Unlawfully seized property returned to owners
Chief Prosecutor’s Office lays charges against four ex-officials

Four former police officials were confiscating various goods from inmates’ families in return for plea bargains. Photo by Prosecutor’s Office.
Agenda.ge, 14 Sep 2015 - 15:48, Tbilisi,Georgia

Hundreds of thousands of dollars’ worth of goods unlawfully seized by officials of the former government have been returned to their rightful owners.

The Chief Prosecutor’s Office of Georgia is on a path to return all unlawfully seized items to individuals who experienced serious financial loss at the hands of former state officials. 

Today the Prosecutor’s Office launched an investigation into several cases where four former high-ranking officials of the Interior Ministry allegedly illegally seized a variety of goods belonging to the families of inmates in Georgian prisons. 

The crimes are believed to have taken place prior to 2012, before the current Government took office. 

Firstly, former head of the Gldani-Nadzaladevi district Police Department Jaba Maghlaperidze was charged with forcing the family of inmate Iakob Nadiradze to buy a Toyota car worth $57,100 USD and transfer it into the official’s name. 

The Office alleged the former official refused to accept Nadiradze’s plea bargain after he was charged with illegal purchase and possession of drugs. 

The second case concerned an unnamed former official who was the police head of the central Vake-Saburtalo district, for an incident in October 2011 when he allegedly forced inmate Avtanmdil Mikadze to surrender his personal BMW car, worth about, $12,000 USD, in return for a plea bargain.

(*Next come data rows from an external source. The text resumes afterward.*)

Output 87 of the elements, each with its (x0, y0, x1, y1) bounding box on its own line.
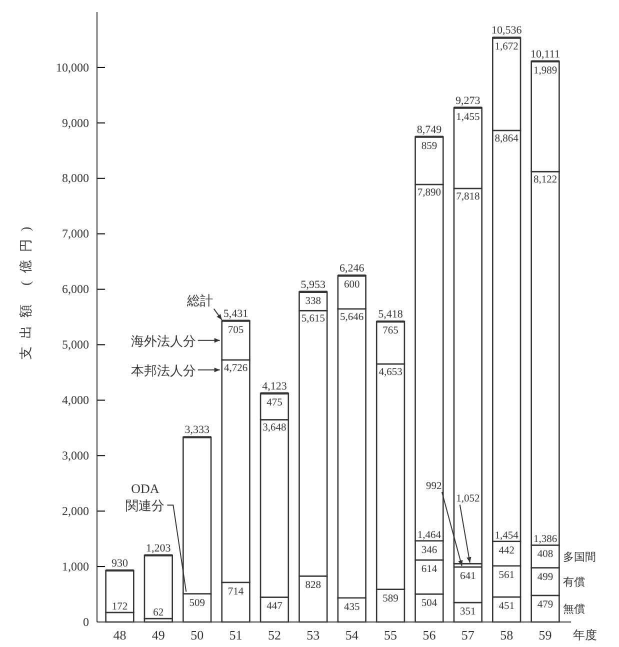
total-label: 10,536 (491, 24, 522, 37)
data-label: 589 (382, 593, 398, 604)
y-tick-label: 8,000 (62, 171, 89, 186)
data-label: 765 (382, 326, 398, 337)
data-label: 828 (305, 580, 322, 592)
bar (144, 554, 173, 620)
annotation: 1,386 (533, 534, 558, 546)
data-label: 479 (537, 599, 554, 610)
annotation: 1,464 (417, 530, 442, 541)
total-label: 9,273 (456, 94, 481, 107)
data-label: 451 (498, 600, 514, 612)
data-label: 1,989 (533, 65, 558, 76)
data-label: 475 (266, 397, 282, 408)
legend-label: 海外法人分 (130, 333, 196, 348)
data-label: 1,672 (494, 42, 518, 53)
data-label: 509 (189, 598, 205, 609)
y-tick-label: 7,000 (62, 226, 89, 241)
x-tick-label: 54 (345, 627, 359, 642)
x-tick-label: 50 (190, 627, 204, 642)
y-tick-label: 2,000 (62, 504, 89, 518)
total-label: 5,431 (223, 308, 248, 320)
data-label: 600 (344, 280, 360, 291)
data-label: 499 (537, 572, 554, 583)
data-label: 351 (460, 606, 476, 618)
data-label: 442 (498, 545, 514, 556)
annotation: 7,890 (417, 187, 442, 198)
total-label: 5,418 (378, 308, 404, 321)
total-label: 930 (111, 557, 128, 570)
data-label: 859 (421, 140, 438, 152)
total-label: 4,123 (262, 380, 288, 392)
y-tick-label: 9,000 (62, 116, 89, 130)
x-axis-title: 年度 (573, 628, 597, 642)
total-label: 6,246 (339, 262, 365, 275)
annotation: 8,122 (533, 174, 558, 186)
x-tick-label: 57 (461, 627, 475, 642)
total-label: 10,111 (530, 48, 560, 60)
x-tick-label: 48 (113, 627, 126, 642)
annotation: 総計 (186, 292, 213, 308)
data-label: 641 (460, 570, 476, 582)
total-label: 3,333 (184, 424, 210, 436)
annotation: 3,648 (262, 422, 286, 434)
series-label: 無償 (563, 604, 586, 616)
x-tick-label: 49 (152, 627, 165, 642)
x-tick-label: 58 (500, 627, 514, 642)
series-label: 有償 (563, 576, 586, 589)
data-label: 435 (344, 602, 360, 613)
y-tick-label: 10,000 (56, 60, 89, 74)
data-label: 172 (112, 601, 128, 612)
x-tick-label: 59 (538, 627, 552, 642)
series-label: 多国間 (563, 551, 596, 564)
data-label: 62 (153, 608, 164, 619)
total-label: 8,749 (416, 124, 442, 136)
data-label: 504 (421, 598, 438, 610)
y-tick-label: 0 (83, 614, 89, 629)
legend-label: 本邦法人分 (130, 362, 196, 378)
x-tick-label: 51 (229, 627, 242, 642)
annotation: 1,454 (494, 530, 520, 542)
data-label: 338 (305, 296, 322, 307)
data-label: 408 (537, 549, 554, 560)
annotation: 992 (426, 480, 442, 492)
annotation: 5,646 (340, 312, 364, 323)
data-label: 614 (421, 564, 438, 575)
annotation: 5,615 (301, 314, 325, 325)
text: ODA関連分 (126, 481, 165, 514)
annotation: 8,864 (494, 133, 520, 144)
data-label: 447 (266, 601, 282, 612)
y-tick-label: 5,000 (62, 338, 89, 352)
x-tick-label: 52 (268, 627, 281, 642)
annotation: 7,818 (456, 191, 480, 202)
y-tick-label: 4,000 (62, 393, 89, 408)
x-tick-label: 56 (422, 627, 436, 642)
x-tick-label: 55 (384, 627, 398, 642)
y-tick-label: 3,000 (62, 448, 89, 462)
y-tick-label: 1,000 (62, 559, 89, 574)
y-tick-label: 6,000 (62, 282, 89, 296)
data-label: 1,455 (456, 112, 480, 123)
x-tick-label: 53 (306, 627, 320, 642)
data-label: 346 (421, 544, 438, 556)
y-axis-title: 支出額 (億円) (18, 218, 33, 360)
annotation: 1,052 (456, 494, 480, 505)
annotation: 4,653 (378, 366, 402, 378)
data-label: 561 (498, 570, 514, 581)
data-label: 714 (228, 586, 244, 598)
total-label: 5,953 (300, 278, 326, 291)
annotation: 4,726 (224, 362, 248, 374)
data-label: 705 (228, 324, 244, 336)
total-label: 1,203 (146, 542, 172, 554)
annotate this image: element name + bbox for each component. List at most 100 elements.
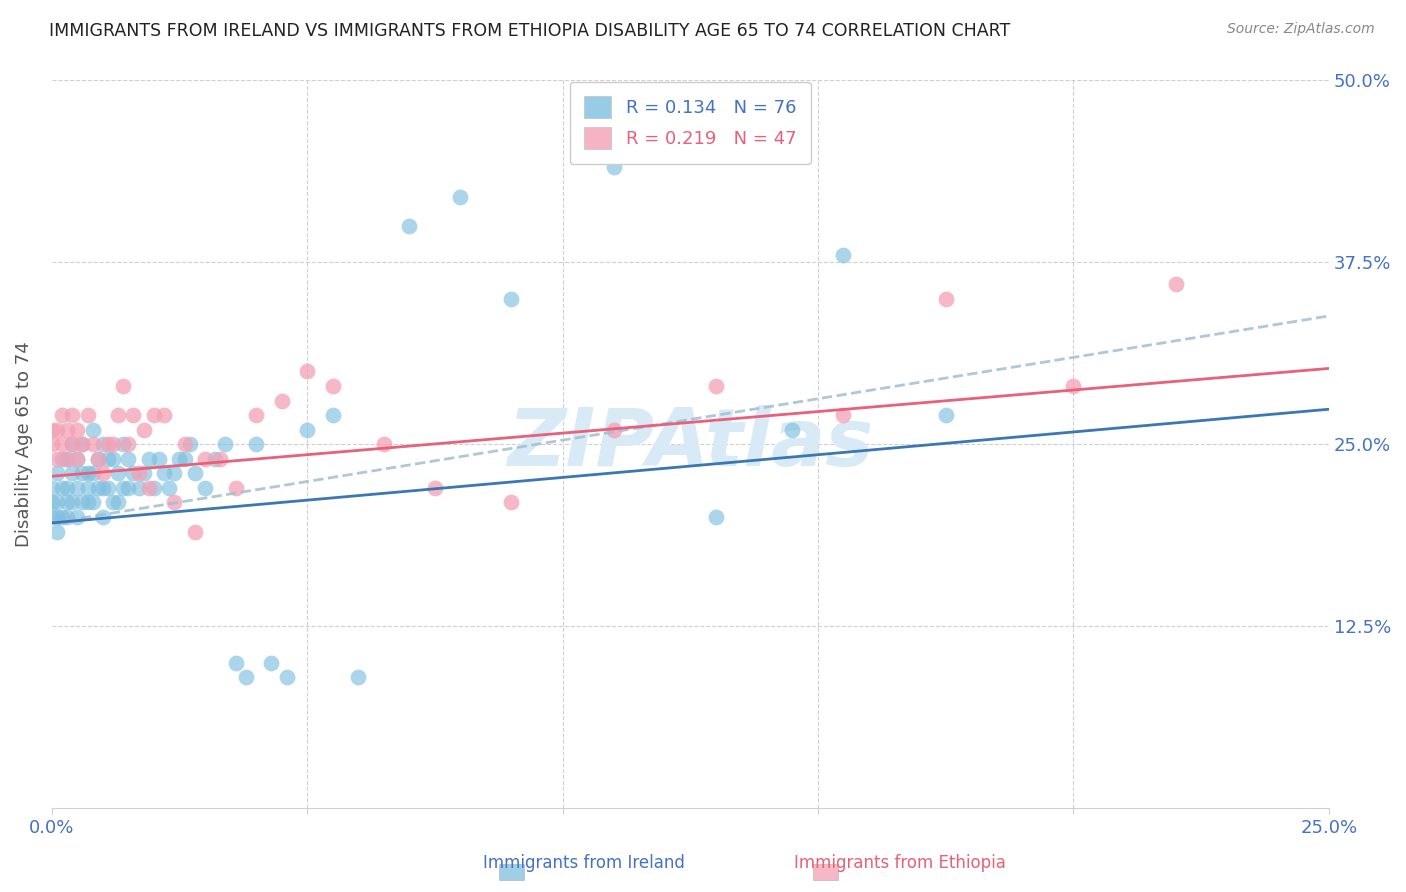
Point — [107, 467, 129, 481]
Point — [45, 510, 67, 524]
Point — [935, 408, 957, 422]
Point — [173, 437, 195, 451]
Point — [225, 481, 247, 495]
Point — [56, 423, 79, 437]
Point — [56, 451, 79, 466]
Point — [704, 510, 727, 524]
Point — [41, 437, 63, 451]
Point — [56, 495, 79, 509]
Point — [209, 451, 232, 466]
Point — [56, 481, 79, 495]
Point — [51, 510, 73, 524]
Point — [41, 481, 63, 495]
Point — [245, 437, 267, 451]
Point — [235, 670, 257, 684]
Point — [45, 451, 67, 466]
Point — [373, 437, 395, 451]
Point — [117, 437, 139, 451]
Point — [87, 451, 110, 466]
Point — [1062, 379, 1084, 393]
Point — [56, 510, 79, 524]
Point — [72, 467, 94, 481]
Text: Immigrants from Ireland: Immigrants from Ireland — [482, 855, 685, 872]
Point — [204, 451, 226, 466]
Point — [260, 656, 283, 670]
Point — [72, 495, 94, 509]
Point — [602, 161, 624, 175]
Point — [76, 467, 98, 481]
Point — [1164, 277, 1187, 291]
Point — [179, 437, 201, 451]
Point — [101, 495, 124, 509]
Point — [117, 451, 139, 466]
Point — [91, 467, 114, 481]
Point — [782, 423, 804, 437]
Point — [82, 423, 104, 437]
Point — [66, 423, 89, 437]
Point — [398, 219, 420, 233]
Point — [45, 524, 67, 539]
Text: IMMIGRANTS FROM IRELAND VS IMMIGRANTS FROM ETHIOPIA DISABILITY AGE 65 TO 74 CORR: IMMIGRANTS FROM IRELAND VS IMMIGRANTS FR… — [49, 22, 1011, 40]
Point — [122, 408, 145, 422]
Point — [101, 451, 124, 466]
Point — [132, 423, 155, 437]
Point — [91, 481, 114, 495]
Point — [173, 451, 195, 466]
Point — [56, 451, 79, 466]
Point — [41, 510, 63, 524]
Point — [449, 189, 471, 203]
Point — [45, 423, 67, 437]
Point — [60, 437, 83, 451]
Point — [112, 379, 135, 393]
Point — [87, 451, 110, 466]
Point — [72, 437, 94, 451]
Point — [501, 292, 523, 306]
Point — [322, 379, 344, 393]
Point — [276, 670, 298, 684]
Point — [138, 481, 160, 495]
Point — [132, 467, 155, 481]
Point — [76, 495, 98, 509]
Point — [122, 467, 145, 481]
Point — [97, 451, 120, 466]
Point — [128, 467, 150, 481]
Point — [138, 451, 160, 466]
Point — [82, 495, 104, 509]
Point — [169, 451, 191, 466]
Point — [194, 481, 217, 495]
Point — [153, 408, 176, 422]
Point — [832, 248, 855, 262]
Point — [51, 481, 73, 495]
Point — [51, 437, 73, 451]
Point — [76, 408, 98, 422]
Point — [148, 451, 170, 466]
Point — [832, 408, 855, 422]
Point — [45, 467, 67, 481]
Legend: R = 0.134   N = 76, R = 0.219   N = 47: R = 0.134 N = 76, R = 0.219 N = 47 — [569, 82, 811, 164]
Point — [295, 364, 318, 378]
Point — [107, 495, 129, 509]
Point — [66, 510, 89, 524]
Point — [76, 481, 98, 495]
Point — [66, 451, 89, 466]
Point — [163, 495, 186, 509]
Point — [347, 670, 370, 684]
Text: Immigrants from Ethiopia: Immigrants from Ethiopia — [794, 855, 1005, 872]
Point — [157, 481, 180, 495]
Point — [128, 481, 150, 495]
Point — [270, 393, 292, 408]
Point — [60, 437, 83, 451]
Point — [97, 481, 120, 495]
Point — [51, 451, 73, 466]
Point — [66, 451, 89, 466]
Point — [82, 437, 104, 451]
Point — [72, 437, 94, 451]
Point — [245, 408, 267, 422]
Point — [214, 437, 236, 451]
Point — [935, 292, 957, 306]
Point — [66, 481, 89, 495]
Text: ZIPAtlas: ZIPAtlas — [508, 405, 873, 483]
Point — [153, 467, 176, 481]
Point — [60, 495, 83, 509]
Point — [295, 423, 318, 437]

Mikadze was also accused of illegal purchase and possession of drugs.

This case related to a third incident in Georgia’s mountainous Kazbegi region, where Vazha Gelahsvili, a former investigator of the Kazbegi Municipality police force, forced a citizen named Zaza Partladze to concede his own 1,000 sqm plot of land in nearby alpine Gudauri resort. 

The Chief Prosecutor’s Office refused to identify the fourth ex-official under investigation, citing he was acting in agreement with former head of Georgia’s Constitutional Security Department (CSD) David [Data] Akhalaia, who is currently wanted by Georgia’s law-enforcement bodies but in hiding in Greece. 

The Office claimed the police official forced prisoner Teimuraz Gavashelishvili, who was accused of a minor crime, to surrender to him two cars worth $35,000 USD and 48 items of jewellery.

The Chief Prosecutor’s Office stated all the owners of the unlawfully seized property have had their property returned to them, adding that all the former officials were cooperating with the investigation and pre-trial detention had not been used against them.